As you search up relevant content to help position your product, service or brand, just check the three checkpoints above, and if all adds up, you're on track to good content!
"All truth goes through three stages.
First it is ridiculed.
Then it is violently opposed.
Finally, it is accepted as self-evident."
On the web, this statement is widely attributed to Schopenhauer but, it seems, no one has been able to find where he said or wrote it.
The Greeks believed that Truth is Beauty and Beauty is Truth, but that which is thought to be beautiful varies over time. Today's skinny fashion models look like they were painted by El Greco. But a young woman who looks like she was painted by Rubens is more likely to be fertile. Whoops, sometimes the truth is ugly.
The truth usually satisfies the criterion of parsimony, often called "Occam's razor". But sometimes the truth is more complicated.
Many rely on moral authority, usually obtained by divine revelation. Using the Bible as an example, of the four characters in the Tree of Knowledge story (God, Adam, Eve and the serpent), the most truthful character was the serpent. [God said they would die if they ate the fruit of that tree. They ate it, but did not die.]
Wikipedia has the advantages and disadvantages of potential correction by any reader. But at one time, nearly everyone thought the earth was flat (with 4 corners, no less) and that the sun circled the earth.
So, today's truth may yet become tomorrow's falsehood.

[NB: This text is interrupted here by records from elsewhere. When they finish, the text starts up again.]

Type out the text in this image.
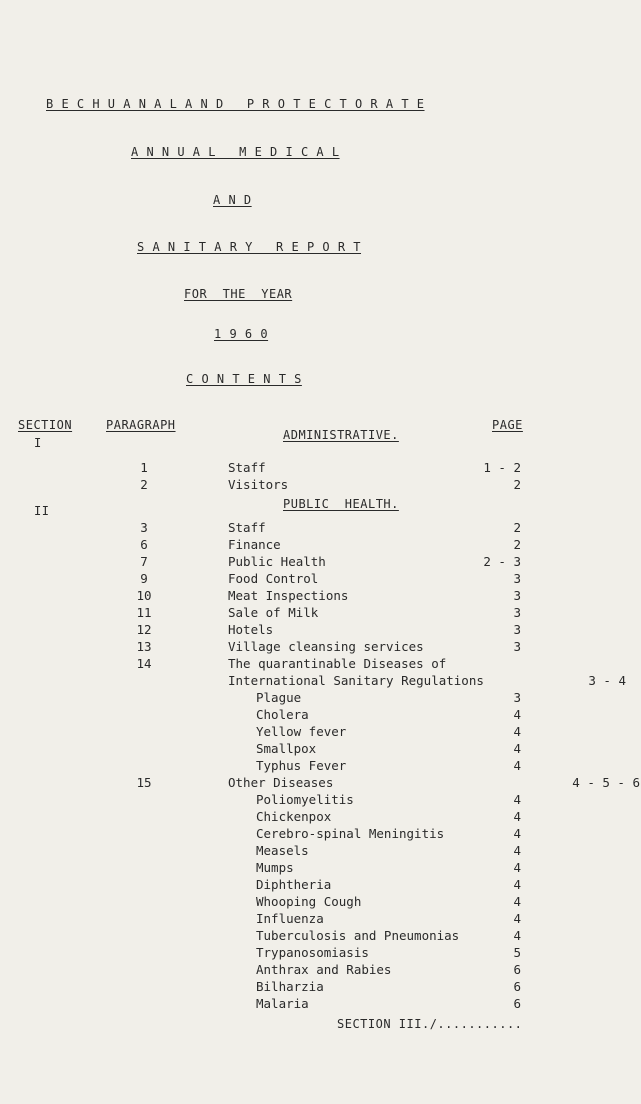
B E C H U A N A L A N D   P R O T E C T O R A T E
A N N U A L   M E D I C A L
A N D
S A N I T A R Y   R E P O R T
FOR  THE  YEAR
1 9 6 0
C O N T E N T S
SECTION	PARAGRAPH	PAGE
I
ADMINISTRATIVE.
II	PUBLIC  HEALTH.
1	Staff	1 - 2
2	Visitors	2
3	Staff	2
6	Finance	2
7	Public Health	2 - 3
9	Food Control	3
10	Meat Inspections	3
11	Sale of Milk	3
12	Hotels	3
13	Village cleansing services	3
14	The quarantinable Diseases of
International Sanitary Regulations	3 - 4
Plague	3
Cholera	4
Yellow fever	4
Smallpox	4
Typhus Fever	4
15	Other Diseases	4 - 5 - 6
Poliomyelitis	4
Chickenpox	4
Cerebro-spinal Meningitis	4
Measels	4
Mumps	4
Diphtheria	4
Whooping Cough	4
Influenza	4
Tuberculosis and Pneumonias	4
Trypanosomiasis	5
Anthrax and Rabies	6
Bilharzia	6
Malaria	6
SECTION III./...........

Forgive me for not answering your question. I think we are still looking for the answer.
Israel A Cohen
Anything you read on the Internet should be vetted against a few criteria.1) Who is the author; what is he or she known for; what else have they published? 2) Is what they're saying similar to what others in their industry are saying? 3) Does someone you trust recommend that resource? 4) Does it make sense in your own gut? Research, trusted advisors, and intuition are you best judges of good, or bad, content. To your SWEET success!
Abby, It all depends on what type of information your are looking for. I read a lot of articles on inspiration and leadership most are beliefs of each individual writing. Just like my published articles. They are created and written based on my life experiences. You read and absorb the information and decide what works best for you.
Some content on web sites can be so far fetched. You have to make that determination. I do research on the companies and people I am reading about to see what others are saying or comments from readers after their a content.
If you are talking from the producer's standpoint, Click through Rate is the biggest component on SERPs. So, consider what you are developing in terms of CTR. Is it reaching your audience? Does is show up in search? Is it converting? Is it being shared? Ultimately, if you produce something, and it shows up in search, the more that folks click on your item, the greater you will see its visibility increasing. That would seem to indicate that the content is good. Analytics will validate.
Most have hit on part of the answer. I just want to touch on what Ed Drozda mentioned a bit more - credibility. Even beyond marketing, not everything on the Internet is true and accurate. View all content with "What's the motive behind this content?" Spending a few moments to check the content source is worthwhile. Sites with "EDU" or "GOV" suffixes in the URL are higher on the credibility list than others. Sites with "ORG" suffixes are also generally fairly reliable, but keep in mind that the site promotes a cause. All the rest need thorough vetting.
If you're looking to evaluate content from specific people, check their credentials. What makes them authorities on the subject?